刚才他们在街上走着,手机信号是一点没有的,看着道路两旁泛黄的建筑石壁,加上脚底凹凸不平的石头硌脚的感觉。叶雨辙脑海里泛起很多牛津几个世纪以前的老照片,几乎和现在一模一样,不过是那时的人穿着有些不同,街道上的汽车变马车罢了,她感觉自己正走在时光隧道里,走在遥远历史的黑白照片里。
倏然被江逝拉进学院,一切又变了样。
被宏伟而沧桑的建筑包围着的是一大片绿油油的草地,每一棵草都长得昂扬清新,绿得充满活力,草坪上偶尔矗立着几棵古树,正对面的教学楼窗户上攀爬着各色的花朵和藤蔓,草地上有一两年轻人拿着电脑在讨论学术困惑。

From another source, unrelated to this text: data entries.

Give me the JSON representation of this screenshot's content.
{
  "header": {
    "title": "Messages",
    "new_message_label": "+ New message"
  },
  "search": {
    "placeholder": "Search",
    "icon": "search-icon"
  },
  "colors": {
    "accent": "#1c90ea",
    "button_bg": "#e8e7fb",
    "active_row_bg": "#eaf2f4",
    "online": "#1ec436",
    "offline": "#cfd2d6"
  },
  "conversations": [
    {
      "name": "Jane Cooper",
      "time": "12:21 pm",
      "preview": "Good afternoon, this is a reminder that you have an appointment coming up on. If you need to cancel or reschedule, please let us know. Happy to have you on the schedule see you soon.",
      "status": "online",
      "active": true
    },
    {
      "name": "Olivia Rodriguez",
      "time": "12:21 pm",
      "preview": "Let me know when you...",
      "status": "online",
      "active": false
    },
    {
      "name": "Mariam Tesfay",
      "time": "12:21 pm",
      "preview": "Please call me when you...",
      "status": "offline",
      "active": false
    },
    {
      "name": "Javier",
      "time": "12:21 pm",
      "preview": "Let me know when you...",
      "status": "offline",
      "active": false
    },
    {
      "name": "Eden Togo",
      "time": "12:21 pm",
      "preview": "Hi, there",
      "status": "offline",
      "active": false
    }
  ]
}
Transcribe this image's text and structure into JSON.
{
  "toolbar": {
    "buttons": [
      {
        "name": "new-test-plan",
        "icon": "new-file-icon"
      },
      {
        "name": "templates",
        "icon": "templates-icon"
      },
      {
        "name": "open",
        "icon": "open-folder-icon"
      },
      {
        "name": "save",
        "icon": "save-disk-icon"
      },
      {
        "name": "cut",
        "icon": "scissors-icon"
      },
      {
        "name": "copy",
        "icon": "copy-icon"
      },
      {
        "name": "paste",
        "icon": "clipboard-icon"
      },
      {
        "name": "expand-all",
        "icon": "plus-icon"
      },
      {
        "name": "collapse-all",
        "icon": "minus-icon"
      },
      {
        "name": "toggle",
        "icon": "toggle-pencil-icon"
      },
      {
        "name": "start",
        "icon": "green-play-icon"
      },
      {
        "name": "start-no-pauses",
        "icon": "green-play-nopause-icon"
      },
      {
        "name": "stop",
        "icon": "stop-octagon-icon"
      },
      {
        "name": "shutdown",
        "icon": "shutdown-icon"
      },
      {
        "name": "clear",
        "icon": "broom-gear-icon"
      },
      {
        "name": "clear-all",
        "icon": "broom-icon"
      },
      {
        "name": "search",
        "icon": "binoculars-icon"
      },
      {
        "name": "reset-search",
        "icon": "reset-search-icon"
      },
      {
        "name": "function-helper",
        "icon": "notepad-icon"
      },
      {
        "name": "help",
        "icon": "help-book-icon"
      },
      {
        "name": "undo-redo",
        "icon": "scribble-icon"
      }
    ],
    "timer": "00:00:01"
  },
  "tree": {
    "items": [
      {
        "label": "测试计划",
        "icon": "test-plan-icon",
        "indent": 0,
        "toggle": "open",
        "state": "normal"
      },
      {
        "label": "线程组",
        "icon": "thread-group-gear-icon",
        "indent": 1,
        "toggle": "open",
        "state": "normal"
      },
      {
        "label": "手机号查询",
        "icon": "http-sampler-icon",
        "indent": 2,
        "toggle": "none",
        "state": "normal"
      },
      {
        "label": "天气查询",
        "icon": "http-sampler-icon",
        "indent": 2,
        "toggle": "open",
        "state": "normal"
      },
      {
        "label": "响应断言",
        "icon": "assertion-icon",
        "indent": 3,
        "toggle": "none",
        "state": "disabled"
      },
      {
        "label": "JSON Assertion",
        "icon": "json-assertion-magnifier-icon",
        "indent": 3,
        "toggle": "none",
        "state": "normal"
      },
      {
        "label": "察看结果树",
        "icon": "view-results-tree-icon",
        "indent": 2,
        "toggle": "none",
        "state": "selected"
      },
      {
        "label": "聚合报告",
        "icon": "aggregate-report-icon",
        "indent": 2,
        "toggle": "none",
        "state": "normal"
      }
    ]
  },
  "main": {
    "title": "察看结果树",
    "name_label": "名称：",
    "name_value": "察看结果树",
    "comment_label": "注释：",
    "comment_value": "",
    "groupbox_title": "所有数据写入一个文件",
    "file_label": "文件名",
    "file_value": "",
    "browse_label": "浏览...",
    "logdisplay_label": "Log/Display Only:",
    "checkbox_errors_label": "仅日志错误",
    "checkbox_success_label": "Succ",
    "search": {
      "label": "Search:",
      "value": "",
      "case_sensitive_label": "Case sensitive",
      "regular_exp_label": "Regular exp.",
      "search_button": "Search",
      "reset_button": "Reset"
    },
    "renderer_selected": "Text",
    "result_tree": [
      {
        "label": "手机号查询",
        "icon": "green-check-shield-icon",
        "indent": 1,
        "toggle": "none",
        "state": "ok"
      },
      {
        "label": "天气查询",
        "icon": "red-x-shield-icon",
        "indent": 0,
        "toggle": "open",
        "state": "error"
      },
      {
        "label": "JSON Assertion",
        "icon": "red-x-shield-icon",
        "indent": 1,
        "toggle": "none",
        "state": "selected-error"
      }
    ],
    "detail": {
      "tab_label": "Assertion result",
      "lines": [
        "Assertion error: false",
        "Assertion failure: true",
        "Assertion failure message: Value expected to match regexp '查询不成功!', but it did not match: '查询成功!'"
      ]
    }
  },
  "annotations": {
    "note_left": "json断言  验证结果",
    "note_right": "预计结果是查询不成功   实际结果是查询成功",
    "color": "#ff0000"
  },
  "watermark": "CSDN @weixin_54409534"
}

这与外围的牛津简直是两个天地,一个沧桑的黄,一个青春的翠,新旧交替,仿佛映射着映射这是一个年复一年,百年复百年地书写着人类华章的地方。
古老的感觉消散一空,取而代之的是内心一片澄澈、宁静和平和。
她几乎可以想象那些名字如雷贯耳的人在这里生活的痕迹,他们也曾抱着书走过这片草坪,也曾餐完某一顿早餐后来这里晒太阳,甚至可能摘过自己面前这棵树的花,这些人在自己的领域做着震动世界的研究,却在这里过着普通的生活。
想到这些,让人觉得一种奇妙的磁场充斥着这个空间。
“其实我知道,地球的任何一个角落都是一样的,欧洲的牛津和我老家乡下的黄土地都只是一块地罢了,但还是忍不住觉得这个地方更加充满了传奇色彩,以至于当我真的站在这里,有种——”她想了好久,才说,“生命终于驶达了彼岸的感觉。”
“这么高的评价?”
“是呀!我小时候就觉得牛津这个名字很好听,后来看哈利波特,才知道有好多场景是在这里取景的,我就更有滤镜了。”
“那怎么没想过申请这里的硕士。”
“我还真想过,可惜我辞职留学是临时的决定,那时候牛津的申请已经结束了。”
江逝没再问下去,叶雨辙转过头去,问他:“那你呢,你还没聊过你的学业。”
对面沉默了几秒,然后说:“我本科就是在这里读的,就在你现在逛的这个学院里上课。”
一句话让叶雨辙顿住了脚步,江逝转过身看她。
只见对面表情震惊又哀怨地看着他,江逝觉得她是震惊自己在这里上过学,,这毕竟是她带有滤镜的地方,正想解释自己毕竟是英高毕业的,比起国内申请上牛津,还是要容易一些。结果她开口说:
“你玩我呢!你以前是这儿的学生的话你拿出校友证不就能进来了吗,还有必要带着我撒谎?!”
江逝带着挑逗意味地勾了勾嘴角,说:“这样不是才刺激吗?”
“你神经病啊!”
叶雨辙花两秒平稳了心情,接着一边走一边说,“所以你是在这里读了本硕,然后去伦敦读博?”